Toxic components of discarded electronics are ending up overseas:
Chris Carroll in National Geographic:
Israel Mensah, an incongruously stylish young man of about 20, adjusts his designer glasses and explains how he makes his living. Each day scrap sellers bring loads of old electronics—from where he doesn’t know. Mensah and his partners—friends and family, including two shoeless boys raptly listening to us talk—buy a few computers or TVs. They break copper yokes off picture tubes, littering the ground with shards containing lead, a neurotoxin, and cadmium, a carcinogen that damages lungs and kidneys. They strip resalable parts such as drives and memory chips. Then they rip out wiring and burn the plastic. He sells copper stripped from one scrap load to buy another.
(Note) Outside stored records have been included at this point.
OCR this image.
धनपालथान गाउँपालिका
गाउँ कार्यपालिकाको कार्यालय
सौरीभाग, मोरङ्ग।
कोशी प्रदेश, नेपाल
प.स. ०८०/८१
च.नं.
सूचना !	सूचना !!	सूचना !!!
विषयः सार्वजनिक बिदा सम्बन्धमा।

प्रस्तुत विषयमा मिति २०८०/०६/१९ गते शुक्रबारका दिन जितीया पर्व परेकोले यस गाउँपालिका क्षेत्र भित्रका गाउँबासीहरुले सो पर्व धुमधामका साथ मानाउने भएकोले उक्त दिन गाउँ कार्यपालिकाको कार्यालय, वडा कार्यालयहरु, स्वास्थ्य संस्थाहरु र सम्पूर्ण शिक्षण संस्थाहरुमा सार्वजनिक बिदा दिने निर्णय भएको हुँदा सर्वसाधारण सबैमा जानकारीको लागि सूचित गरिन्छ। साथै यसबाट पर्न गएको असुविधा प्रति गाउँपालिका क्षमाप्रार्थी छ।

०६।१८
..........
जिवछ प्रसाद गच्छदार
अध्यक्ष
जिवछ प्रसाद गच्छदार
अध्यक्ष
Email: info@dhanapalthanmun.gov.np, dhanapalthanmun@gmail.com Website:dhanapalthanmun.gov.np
The key to making money is speed, not safety. “The gas goes to your nose and you feel something in your head,” Mensah says, knocking his fist against the back of his skull for effect. “Then you get sick in your head and your chest.” Nearby, hulls of broken monitors float in the lagoon. Tomorrow the rain will wash them into the ocean.
People have always been proficient at making trash. Future archaeologists will note that at the tail end of the 20th century, a new, noxious kind of clutter exploded across the landscape: the digital detritus that has come to be called e-waste.